The parrots we had acquired were all blue-fronted Amazons, all rather scruffy because of bad feeding, but all reasonably tame and able to mutter the inevitable 'Lorito' which is the Argentine equivalent of 'Polly'. As they were all much the same size and age we had caged them together, and now in the lamplight they sat in a row, like a highly coloured jury, regarding me with the ancient, reptilian and falsely-wise expressions that parrots are such masters at adopting. I was pleased with them in spite of their tattered appearance, for I knew that a few weeks of good feeding would make a world of difference, and that, at their next moult, their feather would glow with lemon-yellow, blue and a multitude of greens that would make a collection of emeralds look dowdy in comparison. Gently I lowered a piece of sacking over the front of their cage and heard them all fluff and rearrange their feathers (a sound like someone riffling through a pack of cards) preparatory to sleep. Next I turned my attention to the yellow-naped macaws, and gloated over them for some time. We had, experimentally, caged them together, and the way they had immediately taken to each other and started to bill and coo inclined me to think that they were a true pair. They sat on the perch now and regarded me solemnly, occasionally turning their heads on one side as if to see whether I looked any more attractive that way. Basically their colouring was a deep, rush green, only relieved* on the neck where they had a broad half-moon-shaped patch of feathers which were bright canary-yellow.* For macaws – which are as a rule the largest of the parrots – they were diminutive, being slightly smaller and more slender than the common Amazon parrots. They gurked gently to me and to each other, their pale eyelids drooping sleepily over their bright eyes, so I covered them up with sacking and left them.

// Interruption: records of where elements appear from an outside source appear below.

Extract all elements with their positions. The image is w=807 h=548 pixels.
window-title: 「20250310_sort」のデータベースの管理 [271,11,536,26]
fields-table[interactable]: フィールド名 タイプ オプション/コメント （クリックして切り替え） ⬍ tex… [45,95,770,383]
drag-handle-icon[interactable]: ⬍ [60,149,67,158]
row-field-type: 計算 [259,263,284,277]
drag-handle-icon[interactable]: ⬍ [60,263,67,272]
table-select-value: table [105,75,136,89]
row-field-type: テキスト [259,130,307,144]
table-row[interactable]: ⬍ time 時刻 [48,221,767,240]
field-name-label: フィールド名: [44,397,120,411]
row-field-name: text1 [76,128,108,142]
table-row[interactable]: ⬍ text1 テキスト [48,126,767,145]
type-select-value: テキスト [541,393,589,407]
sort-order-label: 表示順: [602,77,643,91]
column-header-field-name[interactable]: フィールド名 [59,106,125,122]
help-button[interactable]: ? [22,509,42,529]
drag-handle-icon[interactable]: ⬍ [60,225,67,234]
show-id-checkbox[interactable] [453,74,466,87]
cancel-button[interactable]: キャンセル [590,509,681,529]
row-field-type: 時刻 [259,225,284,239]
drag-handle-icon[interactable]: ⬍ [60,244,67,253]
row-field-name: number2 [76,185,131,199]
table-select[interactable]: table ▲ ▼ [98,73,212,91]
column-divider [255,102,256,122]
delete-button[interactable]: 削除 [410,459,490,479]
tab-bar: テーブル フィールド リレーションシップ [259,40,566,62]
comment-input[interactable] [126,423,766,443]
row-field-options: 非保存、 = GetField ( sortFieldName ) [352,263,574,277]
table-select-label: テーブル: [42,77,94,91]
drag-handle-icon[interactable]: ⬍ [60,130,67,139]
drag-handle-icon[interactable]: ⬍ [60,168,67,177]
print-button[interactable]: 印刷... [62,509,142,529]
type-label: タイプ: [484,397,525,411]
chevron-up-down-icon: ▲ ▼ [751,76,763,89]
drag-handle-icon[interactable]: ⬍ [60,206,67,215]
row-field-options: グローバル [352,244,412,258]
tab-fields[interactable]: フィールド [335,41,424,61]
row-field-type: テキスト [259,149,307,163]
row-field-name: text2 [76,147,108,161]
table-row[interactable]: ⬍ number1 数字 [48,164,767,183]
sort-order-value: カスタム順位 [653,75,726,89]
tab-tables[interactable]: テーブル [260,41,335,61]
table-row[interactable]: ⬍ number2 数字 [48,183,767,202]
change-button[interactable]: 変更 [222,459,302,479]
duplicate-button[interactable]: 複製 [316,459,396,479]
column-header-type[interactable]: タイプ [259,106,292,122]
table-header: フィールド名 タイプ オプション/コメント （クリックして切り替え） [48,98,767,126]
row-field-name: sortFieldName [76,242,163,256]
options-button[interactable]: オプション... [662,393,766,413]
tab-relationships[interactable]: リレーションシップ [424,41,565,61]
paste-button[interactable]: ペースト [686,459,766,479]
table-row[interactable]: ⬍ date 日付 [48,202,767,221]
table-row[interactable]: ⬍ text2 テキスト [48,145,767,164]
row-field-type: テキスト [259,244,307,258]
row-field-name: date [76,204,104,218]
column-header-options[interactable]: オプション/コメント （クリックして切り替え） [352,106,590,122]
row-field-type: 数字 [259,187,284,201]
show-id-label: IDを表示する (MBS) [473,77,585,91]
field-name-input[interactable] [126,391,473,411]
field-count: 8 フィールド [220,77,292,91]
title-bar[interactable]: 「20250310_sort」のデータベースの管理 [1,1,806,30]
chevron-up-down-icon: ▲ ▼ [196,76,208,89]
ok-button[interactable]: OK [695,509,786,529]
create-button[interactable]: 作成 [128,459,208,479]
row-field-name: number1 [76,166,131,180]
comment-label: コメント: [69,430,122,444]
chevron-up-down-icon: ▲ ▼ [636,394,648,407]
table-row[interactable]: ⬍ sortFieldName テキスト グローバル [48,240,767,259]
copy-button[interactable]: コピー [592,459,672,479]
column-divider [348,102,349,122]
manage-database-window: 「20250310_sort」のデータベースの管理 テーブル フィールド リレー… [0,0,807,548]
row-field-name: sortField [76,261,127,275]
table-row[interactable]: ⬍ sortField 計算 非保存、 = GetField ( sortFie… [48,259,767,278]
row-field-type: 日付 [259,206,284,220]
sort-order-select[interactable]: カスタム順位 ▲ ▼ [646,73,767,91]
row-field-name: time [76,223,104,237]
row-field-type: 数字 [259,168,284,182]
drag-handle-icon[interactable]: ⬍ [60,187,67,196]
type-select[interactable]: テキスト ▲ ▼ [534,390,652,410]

Next to the macaws the Brazilian rabbits were the creatures I was most delighted to have obtained, for they were animals I had long wanted to meet. The two we had got were only babies, and I lifted them out of their cage and they sat, one in each hand, comfortably filling my palms with the soft, fat warmth of their bodies, their noses wiffling with all the strange scents of food and flowers with which the patio was filled. At first glance you would have taken them for the young of the common European rabbit, but closer inspection soon showed the differences. To begin with their ears were very short for their size, and very neat and slender. The basic colouring on the back was a dark rich brown, flecked and patterned with rusty-coloured patches and blobs. Their feet and part of the leg was a bright, rich ginger, and, as I said before, they had a fine circle of white hair round each eye. Their nose and lips, I now noticed, were faintly outlined in white as well. When they were fully adult, I knew, they would still be among the dwarfs of their breed, being only half the size of the European wild rabbit. As far as I knew, no zoo in the world possessed these interesting little creatures, and I was delighted to have got them, though I had faint qualms about being successful in taking them back to Europe, for the rabbit and hare family do not, on the whole, take kindly to captivity,* and are reputedly difficult. However, these were very young, and I had hopes that they would settle down satisfactorily.

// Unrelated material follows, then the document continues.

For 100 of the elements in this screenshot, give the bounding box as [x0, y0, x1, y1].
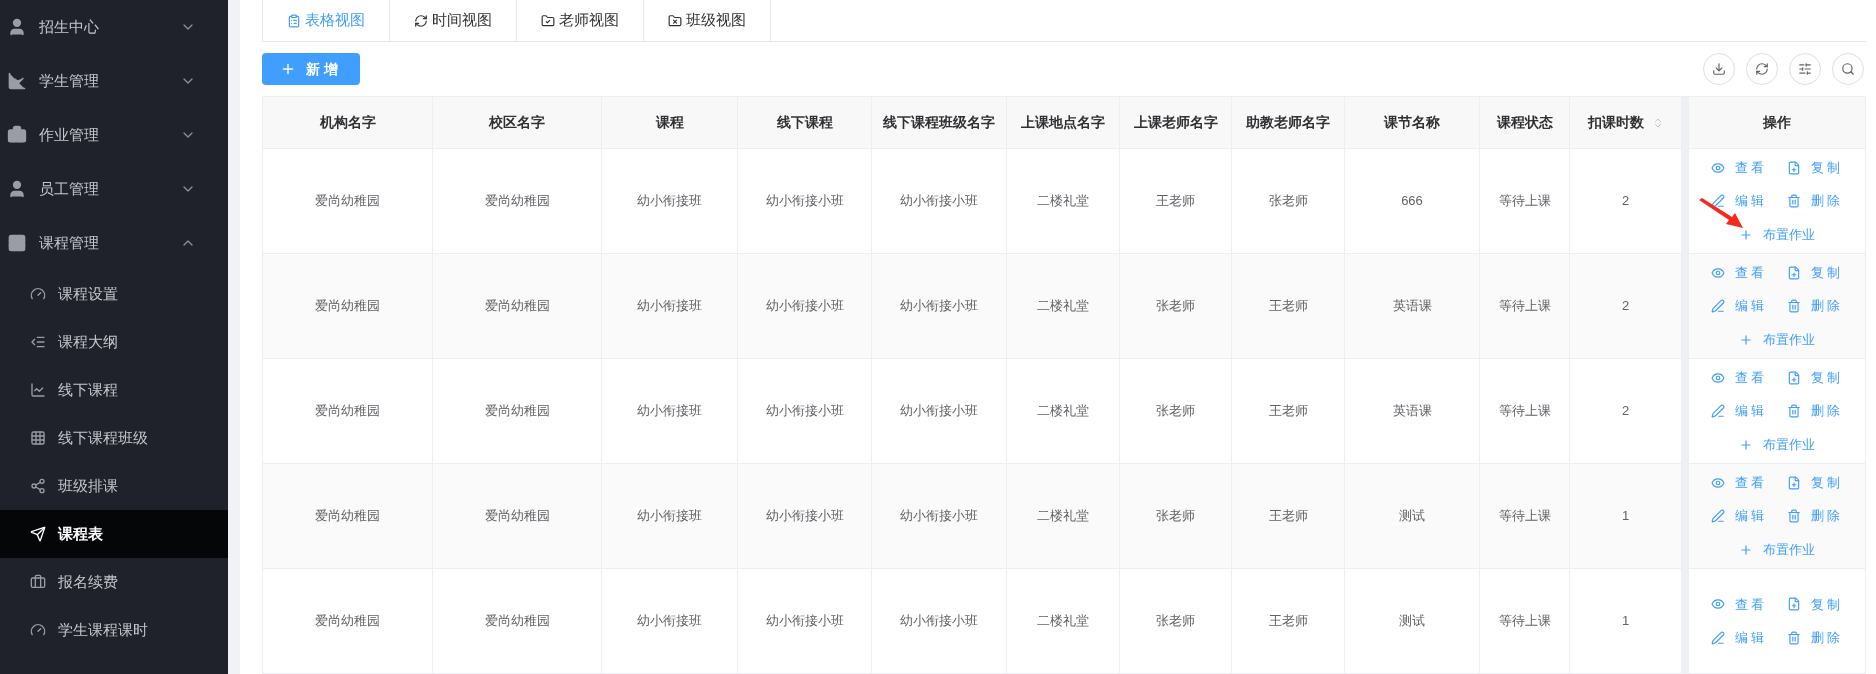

When I lifted the sacking off the front of the agouti's cage she leapt straight up into the air, and landed with a crash in her straw bed, quivering in every limb, with the expression of an elderly virgin who, after years of looking under her bed, has at last found a man there. However, with the aid of a piece of apple I managed to soothe her into a fairly reasonable state, and she actually allowed me to stroke her.